The Automobile Association (AA) has said that traffic law departments which do not make every effort to mitigate the impact of rolling blackouts on traffic congestion are failing motorists in the towns and cities they serve.
It added that excuses by traffic departments based on a lack of resources cannot be accepted any longer.
“The rolling blackouts by the power utility Eskom are a major blow to South Africa’s already embattled economy,” the AA said.
“An earlier attempt to exclude peak certain times for the blackouts has been another colossal failure and is having an enormous negative effect on traffic. It’s time traffic law enforcers step up, do their jobs, and provide services to the motoring public to ease this pressure.”
In these instances, motorists drive and block emergency lanes to skip queues of vehicles with no repercussions.

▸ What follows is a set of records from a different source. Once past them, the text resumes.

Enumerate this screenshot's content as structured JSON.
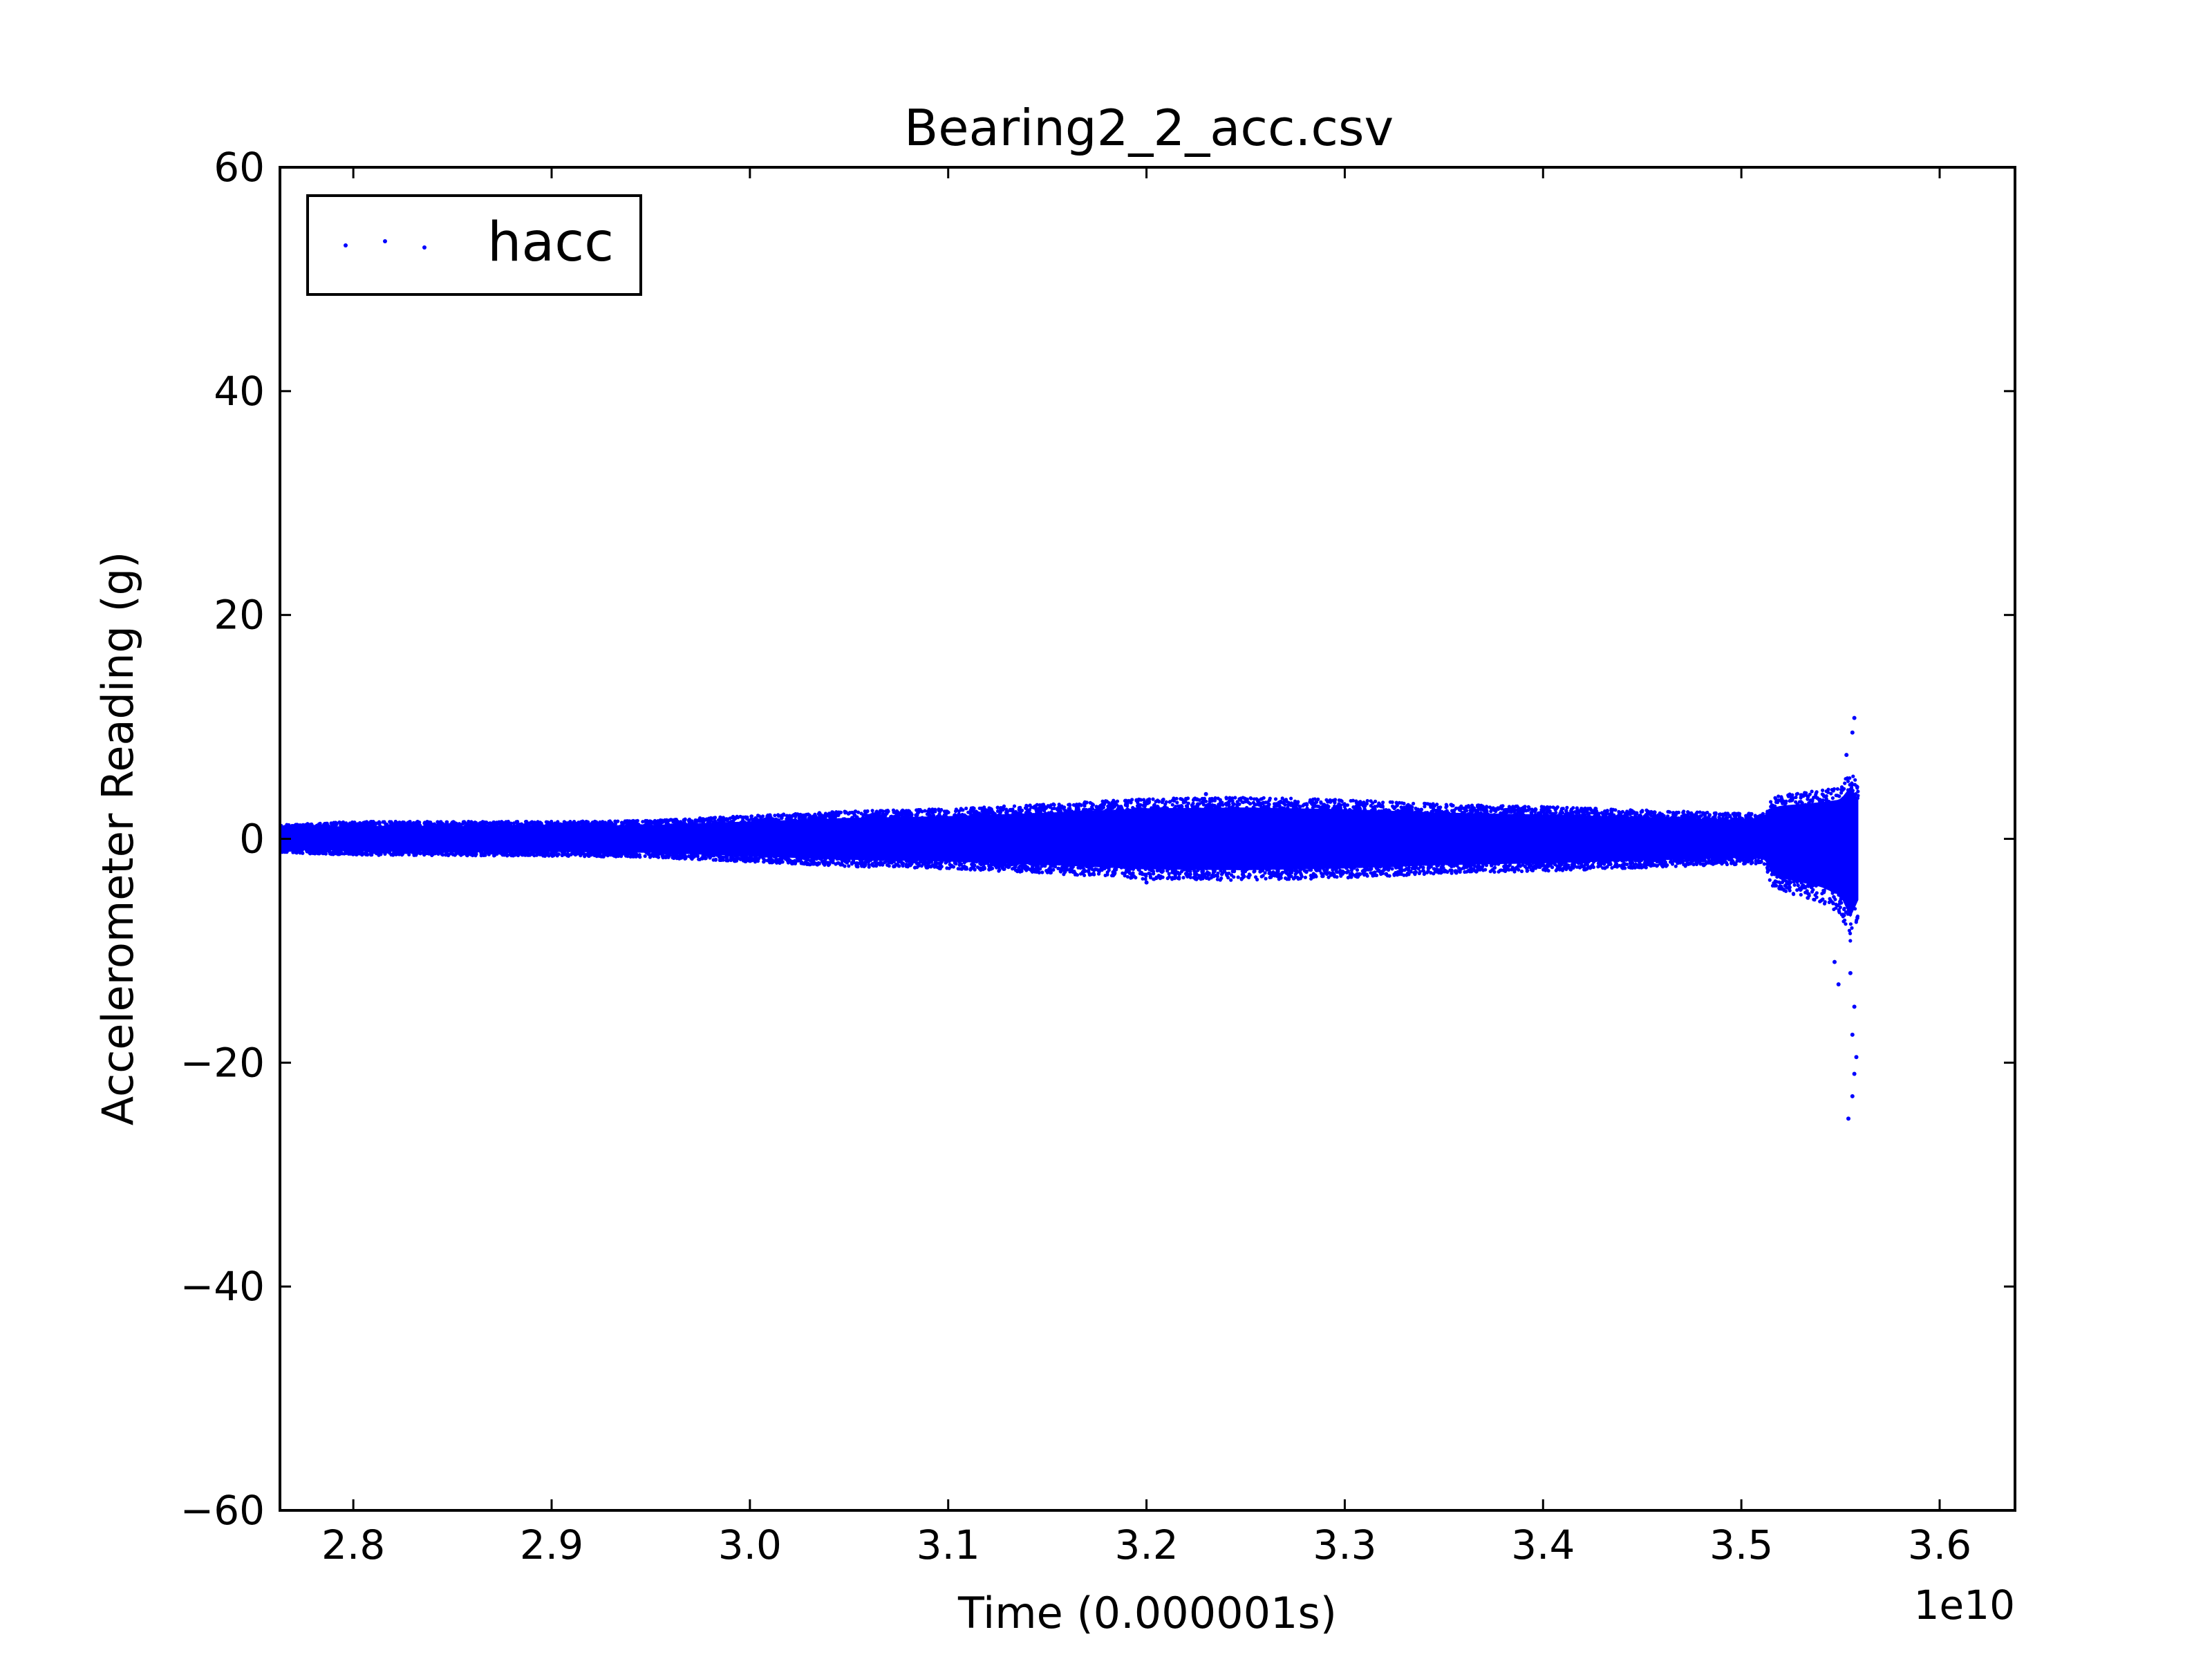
{
  "chart_data": {
    "type": "scatter",
    "title": "Bearing2_2_acc.csv",
    "xlabel": "Time (0.000001s)",
    "ylabel": "Accelerometer Reading (g)",
    "x_offset_label": "1e10",
    "xlim": [
      2.763,
      3.638
    ],
    "ylim": [
      -60,
      60
    ],
    "x_ticks": [
      2.8,
      2.9,
      3.0,
      3.1,
      3.2,
      3.3,
      3.4,
      3.5,
      3.6
    ],
    "x_tick_labels": [
      "2.8",
      "2.9",
      "3.0",
      "3.1",
      "3.2",
      "3.3",
      "3.4",
      "3.5",
      "3.6"
    ],
    "y_ticks": [
      -60,
      -40,
      -20,
      0,
      20,
      40,
      60
    ],
    "y_tick_labels": [
      "−60",
      "−40",
      "−20",
      "0",
      "20",
      "40",
      "60"
    ],
    "grid": false,
    "legend_position": "top-left",
    "series": [
      {
        "name": "hacc",
        "color": "#0000ff",
        "x_range": [
          2.763,
          3.559
        ],
        "envelope": {
          "x": [
            2.763,
            2.8,
            2.9,
            2.95,
            3.0,
            3.05,
            3.1,
            3.15,
            3.2,
            3.25,
            3.3,
            3.35,
            3.4,
            3.45,
            3.5,
            3.512,
            3.515,
            3.52,
            3.53,
            3.54,
            3.55,
            3.555,
            3.559
          ],
          "upper": [
            1.2,
            1.5,
            1.5,
            1.6,
            2.0,
            2.4,
            2.6,
            3.0,
            3.5,
            3.6,
            3.4,
            3.0,
            2.8,
            2.5,
            2.2,
            2.2,
            3.5,
            3.8,
            4.0,
            4.2,
            4.5,
            6.0,
            4.5
          ],
          "lower": [
            -1.2,
            -1.4,
            -1.5,
            -1.6,
            -2.0,
            -2.4,
            -2.6,
            -3.0,
            -3.5,
            -3.6,
            -3.4,
            -3.0,
            -2.8,
            -2.5,
            -2.2,
            -2.2,
            -4.0,
            -4.5,
            -5.0,
            -5.5,
            -6.5,
            -9.0,
            -7.0
          ]
        },
        "outliers": [
          {
            "x": 3.557,
            "y": 10.8
          },
          {
            "x": 3.556,
            "y": 9.5
          },
          {
            "x": 3.553,
            "y": 7.5
          },
          {
            "x": 3.555,
            "y": -12.0
          },
          {
            "x": 3.557,
            "y": -15.0
          },
          {
            "x": 3.556,
            "y": -17.5
          },
          {
            "x": 3.558,
            "y": -19.5
          },
          {
            "x": 3.557,
            "y": -21.0
          },
          {
            "x": 3.556,
            "y": -23.0
          },
          {
            "x": 3.554,
            "y": -25.0
          },
          {
            "x": 3.547,
            "y": -11.0
          },
          {
            "x": 3.549,
            "y": -13.0
          },
          {
            "x": 3.2,
            "y": -3.9
          },
          {
            "x": 3.23,
            "y": 4.0
          }
        ]
      }
    ]
  }
}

Roadblocks and traffic crisis
“We have consistently reminded motorists to remain calm in the traffic, to obey the rules of the road at all times, and to adjust their attitudes to accommodate for unforeseen scenarios. But traffic law enforcers seem to believe it is business as usual for them when it is anything but,” the AA said.
The AA listed a number of measure for traffic law enforcement to implement that would improve the situation:
- Immediately suspending roadblocks and traffic stops targeted at revenue collection which do not aid in the free-flow of traffic. Obviously roadblocks targeted at dealing with criminal activities must continue; these should not be confused with those seeking only to check for expired licence discs.
- Redeploying all available traffic officials to major intersections and routes where congestion is known to be severe as a result of the rolling blackouts – especially at peak times in the mornings and afternoons.
- Increasing the working hours of traffic law enforcement officials to ensure more people are available when needed.
“It’s been reported that the rolling blackouts could last for up to 18 months,” the AA said. “If urgent measures are not put in place as a priority, the country’s fragile economy will be further battered by the current situation.”
“There appears to be a general acceptance that the current road traffic chaos is nothing new, or that it is not worthy of receiving priority attention.”
“We remind government that our country is a vehicle reliant society and any threat to the free flow of traffic will result in major negative consequences for the economy,” the AA said.